Randy “Panda” Groves brought out two ice teas for himself and for Troy. He sat across from Troy at the big cast-iron table on his deck overlooking the Collier River where that met the Gulf of Mexico.

“Don't know if I ever told you,” Troy said, “but this is the best view I've seen in Mangrove Bayou. And to think it's on Snake Key too.”

Groves almost never smiled, but this time he did manage a thin grin. “Thinking outside the box. Moved to town and saw that all the middle-class people lived on Barron Key, the wealthy on Airport Key and the original poor inhabitants here on Snake Key.”

“You could afford Airfield Key, if there were a place available. Not so many lots there.”

Groves shook his head. “Cheaper to buy four lots on this corner, with the great view, than one lot there. Had some single-wides hauled off for scrap and built a nice house.”

“With a great view and an outdoor office,” Troy said. Unless it was raining too much, they always met out on this deck, elevated like the rest of the house a dozen feet off the ground, and with a blue Sunbrella sunshade overhead. “But what happens when our next influx of yuppies buys up all the lots on Snake Key and jacks up the real estate prices? Where do the old-Florida ‘Snakers' go then?”

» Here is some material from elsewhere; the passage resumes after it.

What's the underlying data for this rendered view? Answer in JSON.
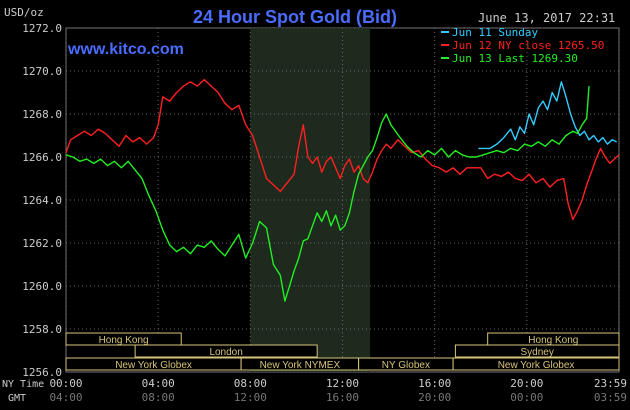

“You skipped last Friday,” Panda said, ignoring the question as he opened his laptop. Troy usually had an appointment with the psychologist for every Friday afternoon.

“Town meeting,” Troy said. “Last Friday of each month.”

“Town meeting is at seven p.m. Your usual time here is five.”

“I had some paperwork to finish up. For the town meeting.”

Groves stared at Troy. He had the most deadpan stare Troy could recall seeing. “Sure,” Groves said. “We could schedule you for another day.”

“No. This is good. I just need to plan for it a little better. Get my work done early.”

Groves nodded. “You work from seven to seven. And most weekends you are in the office part time too?”

“I like my job.”

Groves stared at Troy.

“And,” Troy said, “we're always a little short-handed. Especially if there's anyone in the cells. Got to keep a person in the station when that happens.”

“Who made that rule?”

“I did.”

Groves stared at Troy some more.

“I know. I created my own problem,” Troy said.

“Why did your dreams switch?” Groves said.

“I told you why.”

“Tell me why again.”

“I used to dream about the man who was about to decapitate his wife. I shot him before he could. I was reprimanded but not fired. The other officers present didn't exactly come to my defense.”

“And so you dreamed, often, that the man had, in fact, surrendered and you had shot him anyway,” Groves said. “What did you come to think about all that?”

“At first I came to think I had killed a man for no good reason,” Troy said. “Then, later, I came to suspect, at least, that I was bending the dream to suit the report from the Internal Affairs investigation.”